Ainda segundo o ministério, existe um ‘razoável’ estoque do medicamento levetiracetam 250 mg, e se propõe a enviá-lo às secretarias estaduais para “viabilização da troca/substituição da terapia medicamentosa dos pacientes em tratamento com levetiracetam 750 mg, a critério do médico prescritor”.

No último dia 22, a ABE (Associação Brasileira de Epilepsia) encaminhou uma notificação ao Ministério da Saúde em que classifica o desabastecimento e a proposta de troca como inaceitáveis. “Representa uma negligência do governo frente aos pacientes com epilepsia, colocando em risco o seu tratamento e até mesmo a vida, além de sobrecarregar o sistema com mudança de última hora.”

Segundo o neurologista Lecio Figueira Pinto, coordenador do ambulatório de epilepsia de adultos do Hospital das Clínicas, a proposta do ministério é descabida por várias razões, começando pelo fato de que dificilmente existe estoque para suprir a alta demanda pelo medicamento.

“Rapidamente acabará a dosagem de 250 mg e teremos outro problema, aguardando a compra da outra dosagem e desfavorecendo novamente os pacientes”, disse.

Ele afirma que essas trocas nas dosagens de comprimidos podem confundir aos pacientes, levar a erros e reduzir adesão ao tratamento. “Isso já foi estudado e comprovado em trabalhos científicos.”

No ofício, o ministério também diz que haverá necessidade de nova documentação, como laudo de solicitação, avaliação, autorização, LME (laudo de medicamento especializado) e receita, para todos os pacientes que, por orientação médica, tiverem indicação para a troca/substituição do levetiracetam 750 mg pelo de 250 mg.

“Essa orientação é incompatível com os próprios recursos disponibilizados para atendimento das pessoas com epilepsia no SUS. Isso implicará em necessidade de procura aos médicos e unidades de atendimento, para troca de laudo médico e receitas.
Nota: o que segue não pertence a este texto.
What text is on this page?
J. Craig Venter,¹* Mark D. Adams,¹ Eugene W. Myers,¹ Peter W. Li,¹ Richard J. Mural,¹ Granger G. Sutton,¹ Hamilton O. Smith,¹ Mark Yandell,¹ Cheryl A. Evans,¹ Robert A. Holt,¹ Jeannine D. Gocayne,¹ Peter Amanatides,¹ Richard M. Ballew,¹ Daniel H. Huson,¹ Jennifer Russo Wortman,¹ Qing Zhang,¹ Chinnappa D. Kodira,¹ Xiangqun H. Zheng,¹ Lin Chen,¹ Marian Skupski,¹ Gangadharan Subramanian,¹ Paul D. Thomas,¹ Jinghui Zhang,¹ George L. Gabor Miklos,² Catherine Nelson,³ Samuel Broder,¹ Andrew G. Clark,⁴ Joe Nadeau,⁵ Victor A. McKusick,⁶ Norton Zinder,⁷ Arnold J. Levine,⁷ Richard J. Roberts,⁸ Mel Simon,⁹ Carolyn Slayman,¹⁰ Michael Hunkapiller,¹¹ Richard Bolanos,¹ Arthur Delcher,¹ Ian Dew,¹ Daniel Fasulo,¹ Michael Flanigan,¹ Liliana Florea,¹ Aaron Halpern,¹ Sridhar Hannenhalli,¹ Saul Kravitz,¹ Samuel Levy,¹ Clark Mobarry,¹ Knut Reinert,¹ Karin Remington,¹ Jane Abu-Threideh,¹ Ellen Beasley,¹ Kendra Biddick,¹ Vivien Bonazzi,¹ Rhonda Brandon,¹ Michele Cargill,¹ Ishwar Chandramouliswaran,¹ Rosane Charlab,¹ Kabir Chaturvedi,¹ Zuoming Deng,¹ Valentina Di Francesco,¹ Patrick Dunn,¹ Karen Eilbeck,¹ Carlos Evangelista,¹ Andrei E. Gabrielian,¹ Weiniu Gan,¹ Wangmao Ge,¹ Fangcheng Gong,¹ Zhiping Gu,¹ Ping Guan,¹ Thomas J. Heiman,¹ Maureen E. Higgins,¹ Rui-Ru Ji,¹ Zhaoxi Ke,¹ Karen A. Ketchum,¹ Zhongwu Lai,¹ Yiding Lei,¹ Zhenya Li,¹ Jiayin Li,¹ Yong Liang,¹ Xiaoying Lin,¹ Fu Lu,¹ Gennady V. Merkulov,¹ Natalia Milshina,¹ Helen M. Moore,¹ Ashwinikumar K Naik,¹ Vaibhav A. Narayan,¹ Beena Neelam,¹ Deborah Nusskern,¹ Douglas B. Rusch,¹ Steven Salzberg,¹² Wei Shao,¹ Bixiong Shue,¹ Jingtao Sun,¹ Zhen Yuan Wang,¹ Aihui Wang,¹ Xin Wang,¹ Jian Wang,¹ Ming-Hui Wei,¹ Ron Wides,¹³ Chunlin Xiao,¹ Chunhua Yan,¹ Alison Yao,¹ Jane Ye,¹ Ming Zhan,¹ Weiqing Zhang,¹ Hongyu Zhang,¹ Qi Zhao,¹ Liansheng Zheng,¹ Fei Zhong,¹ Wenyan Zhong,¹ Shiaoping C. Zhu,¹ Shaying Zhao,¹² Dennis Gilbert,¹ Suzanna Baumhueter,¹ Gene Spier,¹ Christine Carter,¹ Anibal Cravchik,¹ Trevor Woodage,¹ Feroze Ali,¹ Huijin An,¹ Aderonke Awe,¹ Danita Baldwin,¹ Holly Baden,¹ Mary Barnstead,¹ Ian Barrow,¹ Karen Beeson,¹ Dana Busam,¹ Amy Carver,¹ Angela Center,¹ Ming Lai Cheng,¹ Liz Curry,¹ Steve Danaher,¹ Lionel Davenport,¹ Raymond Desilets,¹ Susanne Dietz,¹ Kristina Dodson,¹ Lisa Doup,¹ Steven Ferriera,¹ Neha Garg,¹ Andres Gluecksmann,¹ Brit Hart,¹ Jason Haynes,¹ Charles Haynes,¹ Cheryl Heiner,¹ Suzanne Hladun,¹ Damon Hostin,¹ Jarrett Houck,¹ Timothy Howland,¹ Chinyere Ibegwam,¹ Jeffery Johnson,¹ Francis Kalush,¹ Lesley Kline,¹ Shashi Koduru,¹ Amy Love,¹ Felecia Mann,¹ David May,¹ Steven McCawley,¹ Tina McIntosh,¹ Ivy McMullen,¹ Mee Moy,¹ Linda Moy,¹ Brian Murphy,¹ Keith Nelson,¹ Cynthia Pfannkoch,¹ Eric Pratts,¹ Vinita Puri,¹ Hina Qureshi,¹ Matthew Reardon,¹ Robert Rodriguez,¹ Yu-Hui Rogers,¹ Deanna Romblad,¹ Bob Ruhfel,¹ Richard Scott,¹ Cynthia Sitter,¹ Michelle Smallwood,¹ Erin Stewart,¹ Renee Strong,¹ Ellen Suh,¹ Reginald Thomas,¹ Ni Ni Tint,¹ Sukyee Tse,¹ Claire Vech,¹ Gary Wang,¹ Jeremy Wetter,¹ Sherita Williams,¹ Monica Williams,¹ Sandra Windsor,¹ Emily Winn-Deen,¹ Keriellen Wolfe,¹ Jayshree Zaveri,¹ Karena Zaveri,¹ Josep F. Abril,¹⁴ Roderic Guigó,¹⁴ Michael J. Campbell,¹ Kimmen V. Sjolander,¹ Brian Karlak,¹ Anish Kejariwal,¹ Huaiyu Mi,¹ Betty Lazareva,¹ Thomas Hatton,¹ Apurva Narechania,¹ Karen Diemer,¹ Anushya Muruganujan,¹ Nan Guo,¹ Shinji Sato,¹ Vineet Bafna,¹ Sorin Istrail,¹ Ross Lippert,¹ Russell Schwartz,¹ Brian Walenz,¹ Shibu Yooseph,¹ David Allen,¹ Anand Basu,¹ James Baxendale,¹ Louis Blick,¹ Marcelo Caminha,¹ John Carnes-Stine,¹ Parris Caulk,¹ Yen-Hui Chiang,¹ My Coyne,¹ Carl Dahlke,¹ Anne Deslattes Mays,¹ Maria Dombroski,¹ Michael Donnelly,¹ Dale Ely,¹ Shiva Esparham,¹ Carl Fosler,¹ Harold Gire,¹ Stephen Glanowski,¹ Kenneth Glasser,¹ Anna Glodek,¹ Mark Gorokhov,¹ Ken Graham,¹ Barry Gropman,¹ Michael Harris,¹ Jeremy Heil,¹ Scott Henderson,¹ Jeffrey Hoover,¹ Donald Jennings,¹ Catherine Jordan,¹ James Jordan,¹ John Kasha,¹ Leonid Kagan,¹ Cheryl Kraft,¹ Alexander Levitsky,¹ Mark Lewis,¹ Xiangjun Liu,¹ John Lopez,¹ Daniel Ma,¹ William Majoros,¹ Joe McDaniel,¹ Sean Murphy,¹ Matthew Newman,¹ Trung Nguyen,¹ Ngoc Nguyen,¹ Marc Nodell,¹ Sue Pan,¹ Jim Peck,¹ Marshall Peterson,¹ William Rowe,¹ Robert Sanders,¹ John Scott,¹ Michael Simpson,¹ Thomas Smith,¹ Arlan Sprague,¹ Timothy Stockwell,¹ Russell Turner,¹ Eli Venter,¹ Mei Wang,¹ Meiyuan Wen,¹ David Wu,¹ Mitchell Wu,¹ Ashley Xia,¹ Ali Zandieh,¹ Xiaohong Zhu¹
É trabalhoso, consumirá tempo inexistente em um sistema de saúde sobrecarregado que temos”, explica o neurologista.

Sem contar o fato de que existe uma escassez desses especialistas no SUS. Na página da ABE no Instagram, há vários relatos de pacientes sobre as dificuldades de agendamentos de consultas com neurologistas.
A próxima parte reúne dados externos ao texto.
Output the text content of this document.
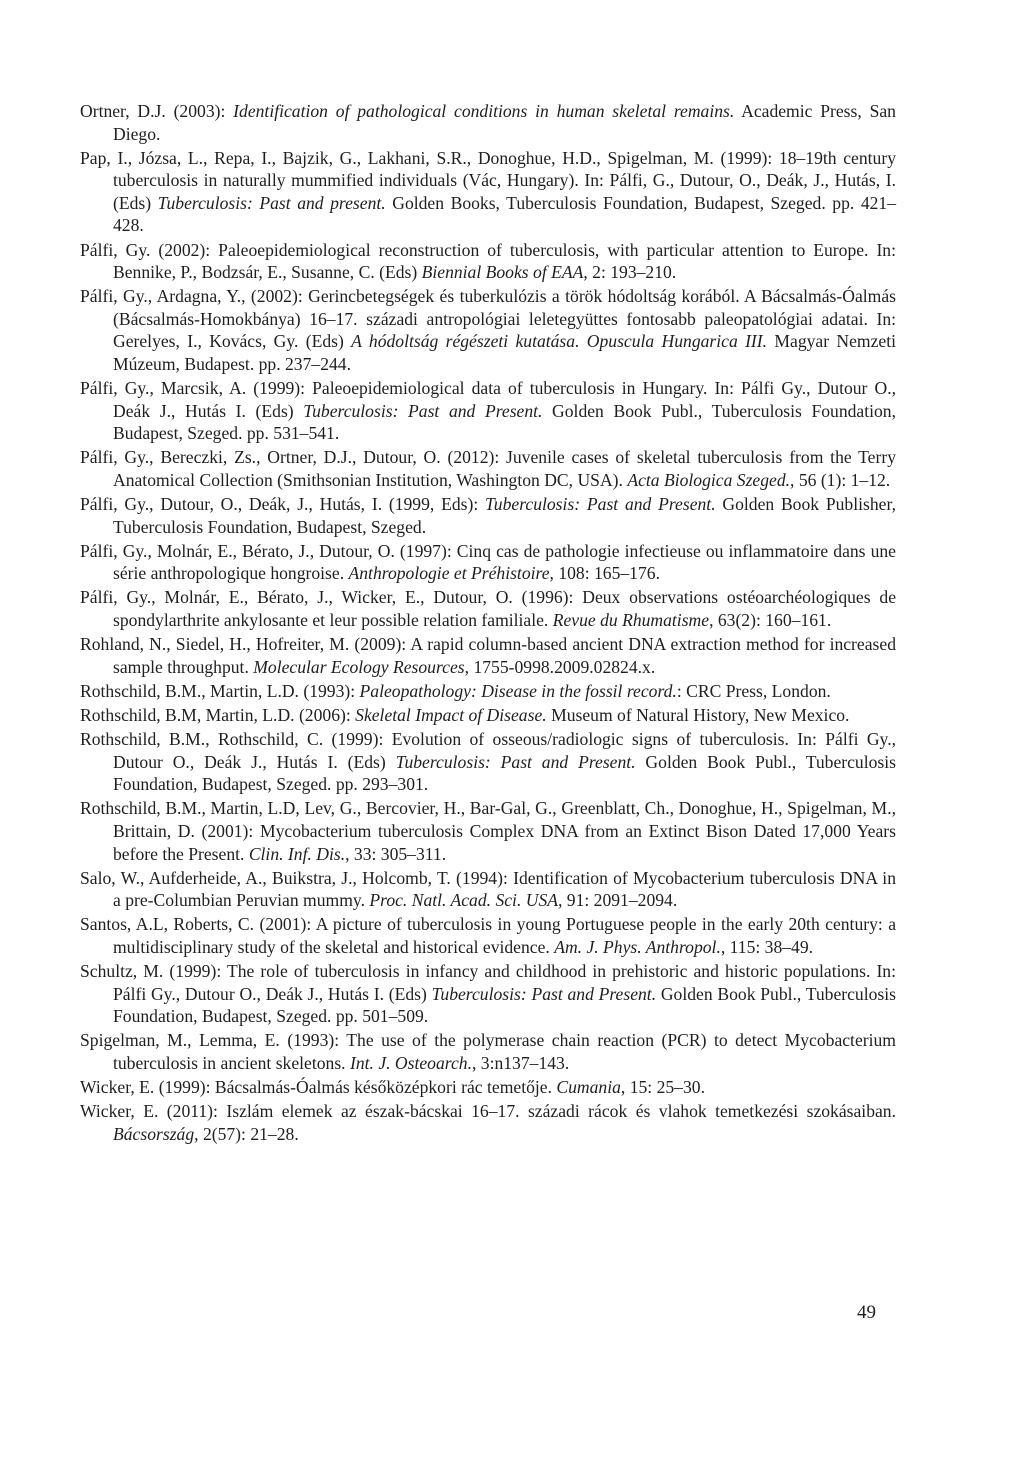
Ortner, D.J. (2003): Identification of pathological conditions in human skeletal remains. Academic Press, San Diego.

Pap, I., Józsa, L., Repa, I., Bajzik, G., Lakhani, S.R., Donoghue, H.D., Spigelman, M. (1999): 18–19th century tuberculosis in naturally mummified individuals (Vác, Hungary). In: Pálfi, G., Dutour, O., Deák, J., Hutás, I. (Eds) Tuberculosis: Past and present. Golden Books, Tuberculosis Foundation, Budapest, Szeged. pp. 421–428.

Pálfi, Gy. (2002): Paleoepidemiological reconstruction of tuberculosis, with particular attention to Europe. In: Bennike, P., Bodzsár, E., Susanne, C. (Eds) Biennial Books of EAA, 2: 193–210.

Pálfi, Gy., Ardagna, Y., (2002): Gerincbetegségek és tuberkulózis a török hódoltság korából. A Bácsalmás-Óalmás (Bácsalmás-Homokbánya) 16–17. századi antropológiai leletegyüttes fontosabb paleopatológiai adatai. In: Gerelyes, I., Kovács, Gy. (Eds) A hódoltság régészeti kutatása. Opuscula Hungarica III. Magyar Nemzeti Múzeum, Budapest. pp. 237–244.

Pálfi, Gy., Marcsik, A. (1999): Paleoepidemiological data of tuberculosis in Hungary. In: Pálfi Gy., Dutour O., Deák J., Hutás I. (Eds) Tuberculosis: Past and Present. Golden Book Publ., Tuberculosis Foundation, Budapest, Szeged. pp. 531–541.

Pálfi, Gy., Bereczki, Zs., Ortner, D.J., Dutour, O. (2012): Juvenile cases of skeletal tuberculosis from the Terry Anatomical Collection (Smithsonian Institution, Washington DC, USA). Acta Biologica Szeged., 56 (1): 1–12.

Pálfi, Gy., Dutour, O., Deák, J., Hutás, I. (1999, Eds): Tuberculosis: Past and Present. Golden Book Publisher, Tuberculosis Foundation, Budapest, Szeged.

Pálfi, Gy., Molnár, E., Bérato, J., Dutour, O. (1997): Cinq cas de pathologie infectieuse ou inflammatoire dans une série anthropologique hongroise. Anthropologie et Préhistoire, 108: 165–176.

Pálfi, Gy., Molnár, E., Bérato, J., Wicker, E., Dutour, O. (1996): Deux observations ostéoarchéologiques de spondylarthrite ankylosante et leur possible relation familiale. Revue du Rhumatisme, 63(2): 160–161.

Rohland, N., Siedel, H., Hofreiter, M. (2009): A rapid column-based ancient DNA extraction method for increased sample throughput. Molecular Ecology Resources, 1755-0998.2009.02824.x.

Rothschild, B.M., Martin, L.D. (1993): Paleopathology: Disease in the fossil record.: CRC Press, London.

Rothschild, B.M, Martin, L.D. (2006): Skeletal Impact of Disease. Museum of Natural History, New Mexico.

Rothschild, B.M., Rothschild, C. (1999): Evolution of osseous/radiologic signs of tuberculosis. In: Pálfi Gy., Dutour O., Deák J., Hutás I. (Eds) Tuberculosis: Past and Present. Golden Book Publ., Tuberculosis Foundation, Budapest, Szeged. pp. 293–301.

Rothschild, B.M., Martin, L.D, Lev, G., Bercovier, H., Bar-Gal, G., Greenblatt, Ch., Donoghue, H., Spigelman, M., Brittain, D. (2001): Mycobacterium tuberculosis Complex DNA from an Extinct Bison Dated 17,000 Years before the Present. Clin. Inf. Dis., 33: 305–311.

Salo, W., Aufderheide, A., Buikstra, J., Holcomb, T. (1994): Identification of Mycobacterium tuberculosis DNA in a pre-Columbian Peruvian mummy. Proc. Natl. Acad. Sci. USA, 91: 2091–2094.

Santos, A.L, Roberts, C. (2001): A picture of tuberculosis in young Portuguese people in the early 20th century: a multidisciplinary study of the skeletal and historical evidence. Am. J. Phys. Anthropol., 115: 38–49.

Schultz, M. (1999): The role of tuberculosis in infancy and childhood in prehistoric and historic populations. In: Pálfi Gy., Dutour O., Deák J., Hutás I. (Eds) Tuberculosis: Past and Present. Golden Book Publ., Tuberculosis Foundation, Budapest, Szeged. pp. 501–509.

Spigelman, M., Lemma, E. (1993): The use of the polymerase chain reaction (PCR) to detect Mycobacterium tuberculosis in ancient skeletons. Int. J. Osteoarch., 3:n137–143.

Wicker, E. (1999): Bácsalmás-Óalmás későközépkori rác temetője. Cumania, 15: 25–30.

Wicker, E. (2011): Iszlám elemek az észak-bácskai 16–17. századi rácok és vlahok temetkezési szokásaiban. Bácsország, 2(57): 21–28.

49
Segundo Maria Alice Susemihl, presidente da ABE, a falta do levetiracetam 750 mg ocorre no país todo. A compra é centralizada no Ministério da Saúde. “Eles não fizeram a compra no tempo certo, só foram fazer quando acabou o estoque. Isso impactou o país inteiro.”

No ofício encaminhado às secretarias da saúde, o ministério diz que há outras terapias medicamentosas para a epilepsia e que, após o fracasso do processo licitatório para a compra do levetiracetam 750 mg, um novo está em fase de análise da documentação técnica.

“A despeito dos esforços e busca constante pela celeridade, as referidas tratativas aquisitivas exigiram passagem de um lapso atemporal significativo, que trouxe impactos ao fornecimento do medicamento à rede SUS”, diz um trecho do ofício.

No país, a estimativa é que existam 3 milhões de pessoas com epilepsia. A doença pode ocorrer por distúrbio genético ou resultado de lesões cerebrais adquirida, como problemas no parto, traumatismo, acidente vascular cerebral ou mesmo doenças como a neurocisticercose (infecção do sistema nervoso central).

Nas redes sociais, pacientes e familiares têm se mobilizado por meio da hashtag #SOSEpilepsia e reunindo assinaturas para uma petição online que denuncia a desassistência da epilepsia.

O neurologista Figueira Pinto diz que, por ser um fármaco com mecanismo diferente, sem interações medicamentosas e seguro em mulheres que desejam engravidar, o levetiracetam rapidamente tornou-se muito utilizado, e o Ministério da Saúde deveria saber disso.

“Isso era fácil de ser previsto baseado nas características da nova medicação e na demanda dos pacientes por novas opções após todos esses anos descaso do governo brasileiro com a saúde dessas pessoas.”

Na notificação enviada o ministério, a ABE solicita que o levetiracetam 750 mg esteja nas farmácias de alto custo até o dia 15 de janeiro. Também pede que, enquanto houver falta do remédio, as secretarias estaduais possam fazer a troca pela versão de 250 mg sem a necessidade de o paciente apresentar nova documentação.